Journal of Spatial Science
- Discipline: Earth and atmospheric sciences, Remote sensing
- Language: English

Publication details
- Former name(s): Cartography; Australian Surveyor; Geomatics Research Australasia; Australian Journal of Geodesy, Photogrammetry, and Surveying
- Publisher: Taylor & Francis

Standard abbreviations
- ISO 4: J. Spat. Sci.

Indexing
- ISSN: 1449-8596 (print) 1836-5655 (web)

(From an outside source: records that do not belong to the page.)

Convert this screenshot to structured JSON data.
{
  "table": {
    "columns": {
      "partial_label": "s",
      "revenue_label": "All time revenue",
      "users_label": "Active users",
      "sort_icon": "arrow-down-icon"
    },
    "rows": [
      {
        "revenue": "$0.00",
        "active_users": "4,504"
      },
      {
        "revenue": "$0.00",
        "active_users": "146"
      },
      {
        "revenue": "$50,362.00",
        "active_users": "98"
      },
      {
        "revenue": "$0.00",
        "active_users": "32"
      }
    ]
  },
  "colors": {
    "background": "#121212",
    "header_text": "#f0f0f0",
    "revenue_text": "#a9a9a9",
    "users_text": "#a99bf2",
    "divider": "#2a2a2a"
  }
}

= Journal of Spatial Science =

The Journal of Spatial Science is an academic journal about spatial sciences published by Taylor & Francis on behalf of the Mapping Sciences Institute (Australia) and the Surveying and Spatial Sciences Institute.
It covers cartography, geodesy, geographic information science, hydrography, digital image analysis and photogrammetry, remote sensing, surveying and related areas.
Its editor-in-chief is Graeme Wright;
its 2018 impact factor is 1.711.

It started in 2004 as a continuation of both Cartography (1954-2003) and Australian Surveyor (1928-2003).
It also absorbed Geomatics Research Australasia (1995-2004), a continuation of the Australian Journal of Geodesy, Photogrammetry, and Surveying (1979-1994).